Les textes publiés dans Vos contributions (rouge foncé) ne représentent que l'opinion de leurs auteurs.



Je commencerai par rappeler 3 dates (approximatives) : - 2000, 0, 600. Ces dates correspondent à la création des 3 religions monothéistes : le Judaïsme, le Christianisme et l'Islam. Ces 3 religions ont en commun d'avoir prétendu – et de prétendre encore aujourd'hui – régir les affaires publiques, de la Cité, selon des critères liés à la foi en leurs dieux respectifs, ce qui est une affaire de conviction privée, le principe de la révélation, commun aux trois, étant par définition invérifiable. En outre, ce sont elles qui ont inventé la guerre sainte, toujours d'actualité aujourd'hui.

Dans son étude sur l'immanence (c'est-à-dire ce qui est propre à l'homme et à lui seul, indépendamment de toute idée de transcendance; l'immanence sera donc le fondement même de l'humanisme et plus tard de la laïcité), Sylvie David écrit que cette idée "se trouve chez les plus anciens philosophes (mais qu'elle) a été submergée par la culture judéo-chrétienne et la théologie médiévale"; elle ajoute qu'elle resurgira avec Spinoza (philosophe du XVIIe siècle).

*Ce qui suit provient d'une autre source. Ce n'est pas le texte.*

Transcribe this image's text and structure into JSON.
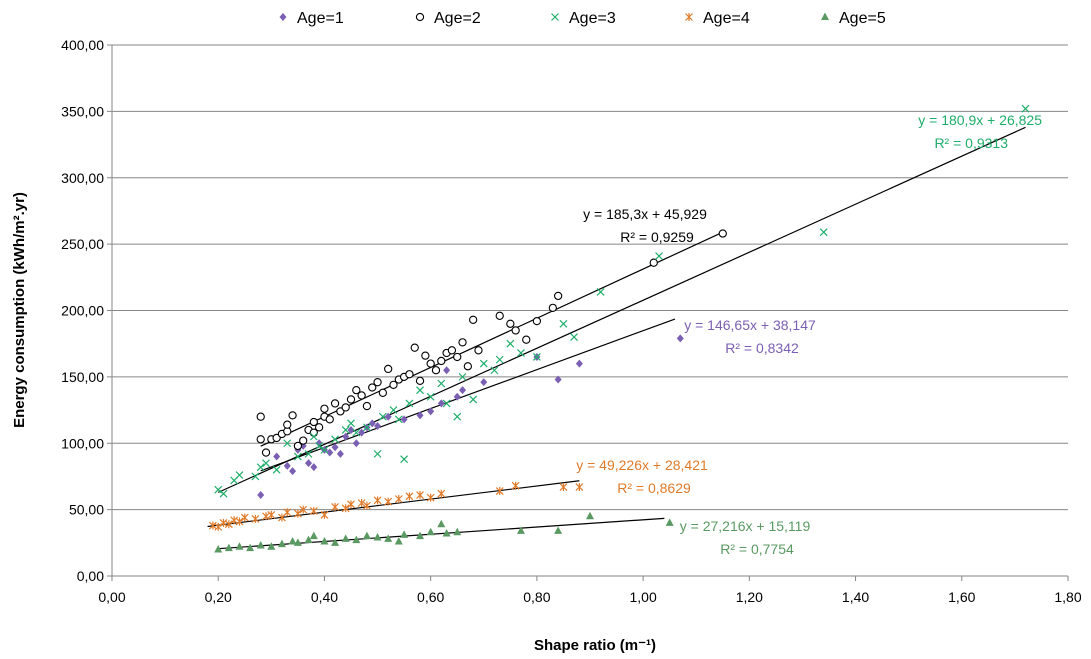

En France, la mainmise de l'Eglise Romaine atteint son apogée au Moyen Age; dans le même temps, existe le Saint-Empire-Romain-Germanique dont un empereur qui s'était voulu rebelle au pape ira à Canossa. Quant à l'Inquisition, cette espèce d'Opus Dei sanguinaire de l'époque, elle mènera sa sinistre besogne à travers l'Europe. Beaucoup plus tard encore, Louis XIV se prétendra monarque de droit divin. Aujourd'hui enfin, les régimes théocratiques pullulent de par le monde.

La laïcisation de la société civile sera longue et difficile car les églises fondées par les 3 religions monothéistes ont atteint une puissance incommensurable. Ces 3 religions, notons-le au passage, selon les époques, tantôt se déchireront à qui mieux mieux lors de guerres de religions féroces, tantôt se retrouveront de connivence pour s'arc-bouter, précisément, contre cette laïcisation qui représente pour elles l'ennemi commun.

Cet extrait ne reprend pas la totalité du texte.